К ноге Альберта Степановича привязали бельевую веревку. В целях страховки.
— Если что, нырнешь, как с «тарзанки», — пояснил Распутин.
— Спасибо, —вежливо поблагодарил Алик.
Слукавил, конечно. Никакой благодарности он не чувствовал. Правда, Климу было все равно. Крышу огласил утренний гимн экстремала:
Я буду жить еще один день,
И будет еще одна пьяная ночь!
— А я? — спросил Потрошилов у телевизионной антенны.

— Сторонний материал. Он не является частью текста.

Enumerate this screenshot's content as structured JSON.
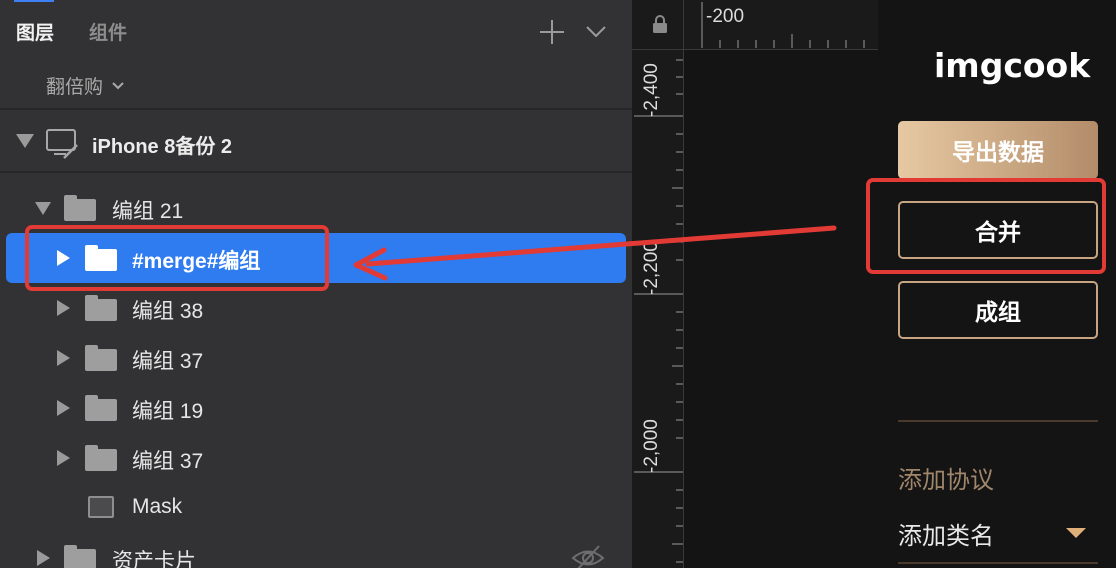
{
  "layers_panel": {
    "tabs": [
      {
        "label": "图层",
        "active": true
      },
      {
        "label": "组件",
        "active": false
      }
    ],
    "page_selector": "翻倍购",
    "artboard": "iPhone 8备份 2",
    "tree": [
      {
        "label": "编组 21",
        "indent": 1,
        "expanded": true,
        "icon": "folder-icon"
      },
      {
        "label": "#merge#编组",
        "indent": 2,
        "expanded": false,
        "selected": true,
        "icon": "folder-icon"
      },
      {
        "label": "编组 38",
        "indent": 2,
        "expanded": false,
        "icon": "folder-icon"
      },
      {
        "label": "编组 37",
        "indent": 2,
        "expanded": false,
        "icon": "folder-icon"
      },
      {
        "label": "编组 19",
        "indent": 2,
        "expanded": false,
        "icon": "folder-icon"
      },
      {
        "label": "编组 37",
        "indent": 2,
        "expanded": false,
        "icon": "folder-icon"
      },
      {
        "label": "Mask",
        "indent": 2,
        "icon": "mask-icon"
      },
      {
        "label": "资产卡片",
        "indent": 1,
        "expanded": false,
        "icon": "folder-icon",
        "hidden": true
      }
    ]
  },
  "canvas": {
    "ruler_top_label": "-200",
    "ruler_left_labels": [
      "-2,400",
      "-2,200",
      "-2,000"
    ]
  },
  "imgcook": {
    "logo": "imgcook",
    "export_button": "导出数据",
    "merge_button": "合并",
    "group_button": "成组",
    "protocol_heading": "添加协议",
    "classname_select": "添加类名"
  },
  "colors": {
    "selection": "#2f7bf0",
    "annotation_red": "#e23a35",
    "accent_gold": "#c8a582"
  }
}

Та тупо промолчала. Ее дело было транслировать мыльные сериалы. А это интеллектуально убивает даже железо.
Спуск проходил по балконам. С другой стороны дома от якутского стойбища. В обстановке строжайшей секретности. Клим страховал Альберта Степановича. Они ползли тихо, огибая ящики с цветами, подвешенные велосипеды и сохнущее белье.
На втором этаже мирно курил пенсионер Кузькин. У него над головой висела вяленая плотва. Утро дышало покоем. Кузькин пускал вонючие кольца дыма и мечтал о пиве. Внезапно в поле зрения пенсионера беспардонно влезли чьи-то ноги. Такое вмешательство в мечту может парализовать кого угодно. Следом за ногами сверху поползло остальное. Кузькин понял — лезут за рыбой! От возмущения перехватило дыхание. Папироса выпала из ослабевших пальцев. Он открыл рот и поступил так, как обычно поступают настоящие мужики. Утро огласил возмущенный вопль:
21
Песня «Наутилуса…»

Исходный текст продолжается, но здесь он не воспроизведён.